For a moment his face darkened, and he turned away. After a long silence, he said, his voice tight, “We don't understand these things.”

Immediately I recalled a moment in Mr. Kim's car, on the ride from Siem Reap. We had talked about Siem Reap's main tourist sites, ancient Cambodian history and Khmer culture, Buddhism and Hinduism, and the Cambodian economy. Now he was telling me about current politics and how the government was seeking to unify the country and focus on the future after being brutally ripped apart during the Pol Pot years from 1975 to 1979.

I had been reluctant to bring up the subject of Pol Pot, but this mention seemed to open a channel in Mr. Kim's mind. Suddenly the words streamed from his mouth.

“You can't comprehend what it was like during those years,” he said, shaking his head. “No one who didn't live it can understand. Before the civil war, nine million people lived in Cambodia. After the war, there were six million left. Pol Pot killed one-third of the people. One-third!

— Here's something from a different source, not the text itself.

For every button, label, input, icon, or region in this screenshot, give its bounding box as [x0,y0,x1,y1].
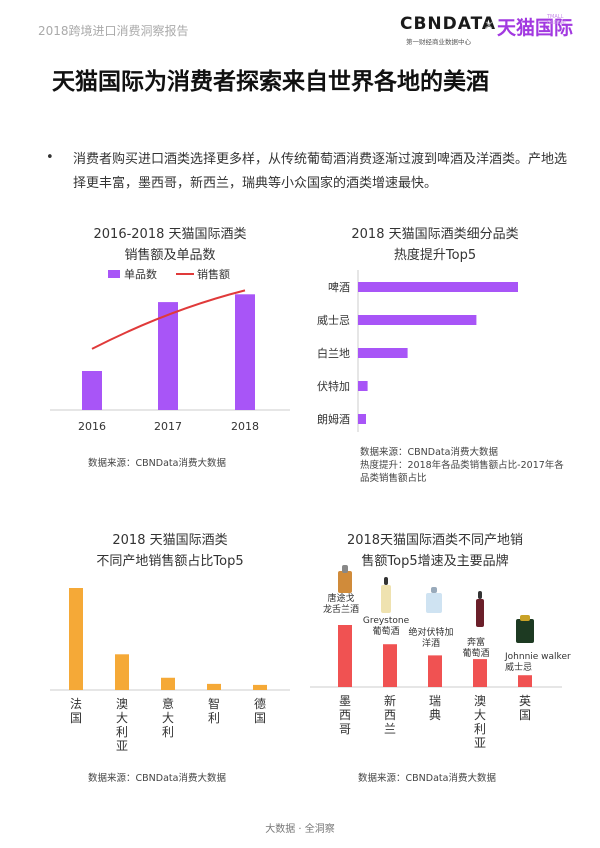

“I was lucky. I was a commander in the Cambodian Army against Pol Pot. But I know so many people who were not so lucky.

“They took all the people from the cities—educated people, teachers, office workers—and put them to work in the fields. Then in the fields, if someone got sick, they would be killed. If someone wasn't working hard enough, they would be killed. Sometimes even if you just looked at a soldier the wrong way, you would be killed. These were Cambodian people, killing Cambodian people.”